Davies v. Perpetual Trustee Company, [1959] A.C. 439, p. 456

[TRADUCTION] « [La restriction n'a] aucun rapport avec l'objectif éducationnel que le testateur avait en tête. On ne peut pas dire que les garçons, dont les ancêtres presbytériens… descendent d'immigrants de l'Irlande du Nord, ont plus besoin d'éducation en matière de doctrine presbytérienne (Westminster Divines) que les autres garçons dont les ancêtres presbytériens… descendent, par exemple, d'immigrants de l'Angleterre ou de l'Écosse. »

(Voir aussi la citation tirée de l'arrêt Baddeley et la référence ci-dessus.)

Oppenheim v. Tobacco Securities Trust Co Ltd., [1951] A.C. 297, par. 306

[TRADUCTION] L'expression « composante de la collectivité » n'a pas un sens sacré spécial, mais elle indique, premièrement, que le nombre de bénéficiaires possibles ne doit pas être négligeable et que, deuxièmement, la qualité qui distingue les membres de ce groupe des autres membres de la collectivité et qui leur permet ainsi de former un groupe de cette collectivité doit être une qualité qui ne dépend pas de leurs relations avec une personne en particulier… Il peut y avoir de nombreuses personnes dans un groupe, mais si le lien entre ces personnes est leurs relations personnelles à une seule personne proposée, le groupe en question n'est ni la collectivité ni une composante de la collectivité aux fins de bienfaisance.

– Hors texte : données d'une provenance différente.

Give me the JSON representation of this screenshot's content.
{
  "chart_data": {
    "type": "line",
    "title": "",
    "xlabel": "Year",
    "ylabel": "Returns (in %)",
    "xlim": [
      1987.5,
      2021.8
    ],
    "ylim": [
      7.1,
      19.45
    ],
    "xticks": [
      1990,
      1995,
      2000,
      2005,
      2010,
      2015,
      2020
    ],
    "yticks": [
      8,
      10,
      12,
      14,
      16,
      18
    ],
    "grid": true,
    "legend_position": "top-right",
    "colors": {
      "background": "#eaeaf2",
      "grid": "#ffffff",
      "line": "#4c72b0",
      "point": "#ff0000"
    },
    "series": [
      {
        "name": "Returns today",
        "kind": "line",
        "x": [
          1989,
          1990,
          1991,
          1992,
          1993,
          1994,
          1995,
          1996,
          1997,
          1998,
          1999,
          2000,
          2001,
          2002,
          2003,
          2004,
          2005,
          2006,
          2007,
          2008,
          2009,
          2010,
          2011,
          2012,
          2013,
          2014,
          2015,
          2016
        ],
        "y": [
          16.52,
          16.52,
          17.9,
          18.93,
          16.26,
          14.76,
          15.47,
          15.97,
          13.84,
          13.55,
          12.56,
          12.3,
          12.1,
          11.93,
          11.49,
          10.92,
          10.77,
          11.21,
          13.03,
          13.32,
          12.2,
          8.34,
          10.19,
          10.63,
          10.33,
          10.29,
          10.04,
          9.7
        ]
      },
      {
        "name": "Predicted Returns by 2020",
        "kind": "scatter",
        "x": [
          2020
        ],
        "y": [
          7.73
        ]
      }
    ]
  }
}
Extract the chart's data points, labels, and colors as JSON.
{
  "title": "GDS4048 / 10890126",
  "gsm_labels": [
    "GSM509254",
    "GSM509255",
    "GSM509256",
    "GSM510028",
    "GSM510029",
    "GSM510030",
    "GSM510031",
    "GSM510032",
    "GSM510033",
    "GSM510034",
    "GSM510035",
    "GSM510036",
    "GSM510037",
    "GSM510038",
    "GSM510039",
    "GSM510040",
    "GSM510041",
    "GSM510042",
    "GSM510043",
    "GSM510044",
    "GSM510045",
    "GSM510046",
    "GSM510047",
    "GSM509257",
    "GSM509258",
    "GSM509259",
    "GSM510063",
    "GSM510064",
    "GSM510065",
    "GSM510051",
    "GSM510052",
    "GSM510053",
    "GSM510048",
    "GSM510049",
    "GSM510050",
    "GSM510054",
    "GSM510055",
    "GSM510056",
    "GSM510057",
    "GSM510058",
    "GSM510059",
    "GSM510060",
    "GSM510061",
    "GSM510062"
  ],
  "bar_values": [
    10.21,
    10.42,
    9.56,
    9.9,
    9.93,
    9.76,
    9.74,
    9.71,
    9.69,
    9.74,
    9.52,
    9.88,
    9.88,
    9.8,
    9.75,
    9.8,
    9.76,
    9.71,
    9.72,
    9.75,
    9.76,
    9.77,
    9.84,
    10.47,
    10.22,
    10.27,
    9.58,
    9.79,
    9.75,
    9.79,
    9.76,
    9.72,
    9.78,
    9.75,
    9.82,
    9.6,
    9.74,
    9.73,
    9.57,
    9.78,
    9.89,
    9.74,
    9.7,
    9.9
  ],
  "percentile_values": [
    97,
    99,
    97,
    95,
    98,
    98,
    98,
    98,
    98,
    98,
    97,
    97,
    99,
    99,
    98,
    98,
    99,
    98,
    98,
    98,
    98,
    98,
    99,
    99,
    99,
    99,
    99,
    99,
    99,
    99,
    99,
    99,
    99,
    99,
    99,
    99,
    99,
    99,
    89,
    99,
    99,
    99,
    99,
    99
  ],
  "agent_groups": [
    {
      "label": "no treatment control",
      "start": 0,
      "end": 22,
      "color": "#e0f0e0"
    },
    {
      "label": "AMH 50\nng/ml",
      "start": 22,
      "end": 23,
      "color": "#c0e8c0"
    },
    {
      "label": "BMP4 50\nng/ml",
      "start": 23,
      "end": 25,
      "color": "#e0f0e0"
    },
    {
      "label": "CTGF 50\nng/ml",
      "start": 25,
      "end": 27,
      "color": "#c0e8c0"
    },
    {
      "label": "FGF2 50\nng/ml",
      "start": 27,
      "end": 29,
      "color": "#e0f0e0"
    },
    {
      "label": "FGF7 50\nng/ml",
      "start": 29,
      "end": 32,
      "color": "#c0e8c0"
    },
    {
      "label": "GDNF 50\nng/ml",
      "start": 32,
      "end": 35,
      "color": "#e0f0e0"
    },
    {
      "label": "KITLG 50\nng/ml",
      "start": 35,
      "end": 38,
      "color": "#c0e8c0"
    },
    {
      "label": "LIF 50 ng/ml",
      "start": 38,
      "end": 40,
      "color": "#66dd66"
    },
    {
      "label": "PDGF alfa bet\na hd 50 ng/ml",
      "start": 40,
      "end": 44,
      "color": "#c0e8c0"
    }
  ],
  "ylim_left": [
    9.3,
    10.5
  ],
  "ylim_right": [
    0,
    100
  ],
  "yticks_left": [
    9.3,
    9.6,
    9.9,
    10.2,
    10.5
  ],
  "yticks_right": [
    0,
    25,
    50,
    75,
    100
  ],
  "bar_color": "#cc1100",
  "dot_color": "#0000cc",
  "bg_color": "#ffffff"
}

Re Compton, [1945], chap. 123

Un don pour lequel les bénéficiaires sont définis par rapport à une relation purement personnelle à une personne proposée nommée ne peut pas, en principe, être un don de bienfaisance valide. Et cela, je crois, doit être le cas, que la relation soit proche ou lointaine, qu'elle soit limitée à une génération ou élargie à deux ou trois générations ou encore à perpétuité. Le vice inhérent à l'élément personnel existe indépendamment de la longueur de la chaîne, et le demandeur ne peut pas éviter de fonder sa demande sur cet élément.

Voir aussi l'arrêt Oppenheim ci-dessus.

IRC v. Baddeley, [1955] A.C. 572, p. 589, 592, selon le vicomte Simonds

[TRADUCTION] Ce qui m'amène à un autre aspect de l'affaire, qui a été débattu de façon approfondie et, du moins pour moi, présente le plus difficile des nombreux problèmes difficiles de cette branche du droit. Supposons que… la fiducie est une fiducie de bienfaisance valide si le bénéficiaire était l'ensemble de la collectivité ou un groupe de la collectivité défini par des limites géographiques : s'agit-il d'une fiducie moins valide si elle est limitée aux membres ou aux membres possibles d'une église en particulier dans une région limitée?… .Mais si son utilisation est limitée à un nombre de personnes choisies, si considérables et importantes soient-elles, il ne s'agit alors clairement pas d'un organisme de bienfaisance…. Je dois conclure, dans le présent cas, qu'une fiducie ne peut pas être considérée comme un organisme de bienfaisance appartenant à la quatrième catégorie établie dans l'arrêt Pemsel si les bénéficiaires sont une catégorie de personnes non seulement limitées à une région en particulier, mais choisies dans cette région par voie de référence à une croyance en particulier.